The single biggest challenge shadow IT creates for the data storage protection process is that data can be created, modified and shared without ever touching a file server under the supervision of IT. The most common example of this is file sync and share where data can be created locally on a laptop or tablet, stored in a user's FSS account and subsequently shared to whomever the user deems appropriate. IT administrators can't back it up because they don't even know the data exists.
Many online customer relationship management (CRM) or project/task management services also support file sharing. And once again, this data can be created, modified and shared without ever touching storage within the organization's infrastructure.
In both cases, this data needs to be identified and protected for two reasons:
- IT needs the ability to recover data in the case of accidental deletion.
- IT needs to access data if an employee leaves the company or is terminated.
When users select these services without the knowledge of IT, the user owns the relationship with the service provider. If they are terminated and the organization can't get to the data, it is essentially lost.
CRM and project/task management tools also store specific information about an account or project in their databases. FSS products obviously store the data they are syncing or sharing. These online providers perform their own backups, but in most cases, users of these services cannot access these backups. If they can, access comes at an additional cost. In other words, the backups are for the convenience (and protection) of the service provider, not the subscriber. It is becoming increasingly important for IT to maintain its own copy of these data sets without becoming totally reliant on the provider of the service.

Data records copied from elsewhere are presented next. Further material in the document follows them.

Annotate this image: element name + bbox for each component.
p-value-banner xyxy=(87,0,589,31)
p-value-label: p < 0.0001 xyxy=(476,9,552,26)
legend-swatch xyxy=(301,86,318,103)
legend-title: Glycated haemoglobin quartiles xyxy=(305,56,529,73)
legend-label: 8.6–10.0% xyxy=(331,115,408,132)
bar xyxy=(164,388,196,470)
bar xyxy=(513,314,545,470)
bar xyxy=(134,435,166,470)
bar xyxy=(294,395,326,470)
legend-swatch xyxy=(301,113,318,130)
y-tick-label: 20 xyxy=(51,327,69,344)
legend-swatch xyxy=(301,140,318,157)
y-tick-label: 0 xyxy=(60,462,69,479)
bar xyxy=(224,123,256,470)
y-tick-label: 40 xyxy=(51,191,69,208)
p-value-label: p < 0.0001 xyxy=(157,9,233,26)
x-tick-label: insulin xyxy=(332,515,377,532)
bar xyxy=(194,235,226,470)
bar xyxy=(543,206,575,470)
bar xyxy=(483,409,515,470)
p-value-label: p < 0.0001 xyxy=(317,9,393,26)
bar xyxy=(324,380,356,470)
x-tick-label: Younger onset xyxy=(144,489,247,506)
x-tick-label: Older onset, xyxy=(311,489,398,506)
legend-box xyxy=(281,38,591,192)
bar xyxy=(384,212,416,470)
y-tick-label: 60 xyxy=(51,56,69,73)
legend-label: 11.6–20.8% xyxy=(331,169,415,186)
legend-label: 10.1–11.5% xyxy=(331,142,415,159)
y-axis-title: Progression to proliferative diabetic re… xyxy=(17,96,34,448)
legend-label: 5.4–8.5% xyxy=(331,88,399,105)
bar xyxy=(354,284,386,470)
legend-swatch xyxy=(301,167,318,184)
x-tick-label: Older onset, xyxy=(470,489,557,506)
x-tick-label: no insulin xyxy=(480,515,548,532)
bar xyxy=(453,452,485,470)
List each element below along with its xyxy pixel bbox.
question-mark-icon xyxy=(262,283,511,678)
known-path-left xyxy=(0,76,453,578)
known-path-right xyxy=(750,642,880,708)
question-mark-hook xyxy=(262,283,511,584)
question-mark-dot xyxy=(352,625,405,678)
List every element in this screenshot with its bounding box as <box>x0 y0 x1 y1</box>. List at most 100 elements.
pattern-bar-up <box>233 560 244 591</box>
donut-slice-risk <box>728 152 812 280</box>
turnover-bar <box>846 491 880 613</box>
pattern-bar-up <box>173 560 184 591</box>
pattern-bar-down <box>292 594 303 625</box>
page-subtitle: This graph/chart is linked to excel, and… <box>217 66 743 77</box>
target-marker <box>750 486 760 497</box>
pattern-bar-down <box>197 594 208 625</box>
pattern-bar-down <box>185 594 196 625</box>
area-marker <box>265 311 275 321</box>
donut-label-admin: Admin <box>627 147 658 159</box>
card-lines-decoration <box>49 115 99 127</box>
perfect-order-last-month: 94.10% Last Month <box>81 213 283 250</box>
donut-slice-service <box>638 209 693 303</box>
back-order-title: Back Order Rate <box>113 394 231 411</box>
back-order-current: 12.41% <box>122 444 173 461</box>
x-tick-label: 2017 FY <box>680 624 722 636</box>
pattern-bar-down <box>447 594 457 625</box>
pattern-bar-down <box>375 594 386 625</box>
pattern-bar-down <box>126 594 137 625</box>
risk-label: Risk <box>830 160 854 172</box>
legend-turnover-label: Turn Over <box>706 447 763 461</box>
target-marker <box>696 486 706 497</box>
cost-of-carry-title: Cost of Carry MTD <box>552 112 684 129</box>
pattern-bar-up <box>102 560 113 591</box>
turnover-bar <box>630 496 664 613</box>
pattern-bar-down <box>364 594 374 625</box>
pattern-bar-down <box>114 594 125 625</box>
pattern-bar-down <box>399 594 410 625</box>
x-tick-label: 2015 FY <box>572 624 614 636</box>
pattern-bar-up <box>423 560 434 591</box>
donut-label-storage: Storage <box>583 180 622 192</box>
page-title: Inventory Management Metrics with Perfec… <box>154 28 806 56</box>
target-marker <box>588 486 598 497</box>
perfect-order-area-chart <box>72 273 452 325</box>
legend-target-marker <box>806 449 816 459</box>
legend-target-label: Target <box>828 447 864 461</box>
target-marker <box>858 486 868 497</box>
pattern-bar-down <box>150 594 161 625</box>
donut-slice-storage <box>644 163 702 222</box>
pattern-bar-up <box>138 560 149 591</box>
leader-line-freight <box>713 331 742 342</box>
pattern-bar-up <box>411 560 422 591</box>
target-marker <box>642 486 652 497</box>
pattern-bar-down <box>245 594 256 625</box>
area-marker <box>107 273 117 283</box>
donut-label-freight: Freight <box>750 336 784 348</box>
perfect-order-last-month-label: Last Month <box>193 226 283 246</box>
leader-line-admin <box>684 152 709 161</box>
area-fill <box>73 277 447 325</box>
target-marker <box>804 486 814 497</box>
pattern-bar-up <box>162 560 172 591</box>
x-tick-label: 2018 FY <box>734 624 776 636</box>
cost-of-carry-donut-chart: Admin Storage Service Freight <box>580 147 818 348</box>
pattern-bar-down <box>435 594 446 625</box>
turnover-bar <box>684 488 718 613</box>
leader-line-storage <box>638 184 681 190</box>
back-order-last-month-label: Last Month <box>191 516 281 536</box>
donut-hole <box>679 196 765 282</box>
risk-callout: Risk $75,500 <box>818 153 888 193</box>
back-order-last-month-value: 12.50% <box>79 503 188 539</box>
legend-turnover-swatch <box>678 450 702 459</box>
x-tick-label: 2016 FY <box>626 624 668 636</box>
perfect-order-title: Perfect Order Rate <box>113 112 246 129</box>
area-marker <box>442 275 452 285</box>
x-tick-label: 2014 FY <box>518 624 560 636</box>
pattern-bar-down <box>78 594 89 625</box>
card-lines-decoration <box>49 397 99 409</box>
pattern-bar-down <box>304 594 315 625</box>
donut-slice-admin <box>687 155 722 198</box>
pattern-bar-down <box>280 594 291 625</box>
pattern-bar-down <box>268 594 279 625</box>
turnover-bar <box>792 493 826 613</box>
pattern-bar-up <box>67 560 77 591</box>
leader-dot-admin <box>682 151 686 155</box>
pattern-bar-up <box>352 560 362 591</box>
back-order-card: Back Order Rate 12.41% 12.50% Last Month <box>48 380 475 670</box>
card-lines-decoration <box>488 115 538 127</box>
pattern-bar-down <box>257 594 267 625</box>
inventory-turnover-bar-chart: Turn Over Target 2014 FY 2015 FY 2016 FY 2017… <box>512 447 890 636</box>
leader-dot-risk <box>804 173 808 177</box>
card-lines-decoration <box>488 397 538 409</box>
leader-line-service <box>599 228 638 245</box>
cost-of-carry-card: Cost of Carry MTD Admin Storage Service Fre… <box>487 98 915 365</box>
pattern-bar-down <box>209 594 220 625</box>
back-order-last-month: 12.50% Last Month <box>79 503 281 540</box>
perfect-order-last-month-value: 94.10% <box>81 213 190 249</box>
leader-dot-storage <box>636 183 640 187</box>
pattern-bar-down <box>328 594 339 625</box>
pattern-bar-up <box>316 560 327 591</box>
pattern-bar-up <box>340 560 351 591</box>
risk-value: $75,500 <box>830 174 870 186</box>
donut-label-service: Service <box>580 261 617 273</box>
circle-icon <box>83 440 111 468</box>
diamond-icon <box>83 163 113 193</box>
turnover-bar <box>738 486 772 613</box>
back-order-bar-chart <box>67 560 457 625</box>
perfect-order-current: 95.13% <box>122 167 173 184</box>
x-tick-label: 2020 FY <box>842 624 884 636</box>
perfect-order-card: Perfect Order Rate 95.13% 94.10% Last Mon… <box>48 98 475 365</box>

Solving the shadow IT data protection problem
There are a number of ways to eradicate the holes in the data protection process that shadow IT creates:
- Give users the tools they need so they do not have to search outside of the organization for endpoint protection and FSS. There are several enterprise-class FSS products that offer users an experience similar to many of the consumer cloud offerings, and still provide IT control over what is shared, with whom and for how long. Some products even allow FSS to occur without any data being placed in a public cloud provider. Essentially, the FSS file store is as easy to protect as any other network mount point.
Several endpoint protection products that protect laptops, tablets and smartphones can also compete head-to-head with cloud offerings. Many of these allow users to access their backup data from a smartphone or tablet for editing or previewing on that device. Many of these products also offer file sharing for collaboration with other employees.
These products are available from suppliers whose sole focus is endpoint data protection, as well as more traditional vendors who provide it as an add-on. Some endpoint-only products offer more advanced features like tablet/smartphone restore, but they don't have the integration with the traditional data protection application. The choice has to be made between cutting-edge features or integration with existing processes.
- Perform in-house backup of cloud-based application data to protect against accidental data loss or intentional data deletion. There are several cloud-to-cloud or cloud-to-data center backup products available. These applications interface directly with the service provider and backup data from these applications to in-house storage or to a secondary cloud provider.
Shadow IT services can come back to haunt administrators if users expect them to find and recover data they never knew existed. Data is the property of the organization and should remain with the organization when an employee leaves or is terminated. Protecting this data is critical, but that task requires IT to offer employee access to the services/applications they want, while maintaining control over the data created using these products.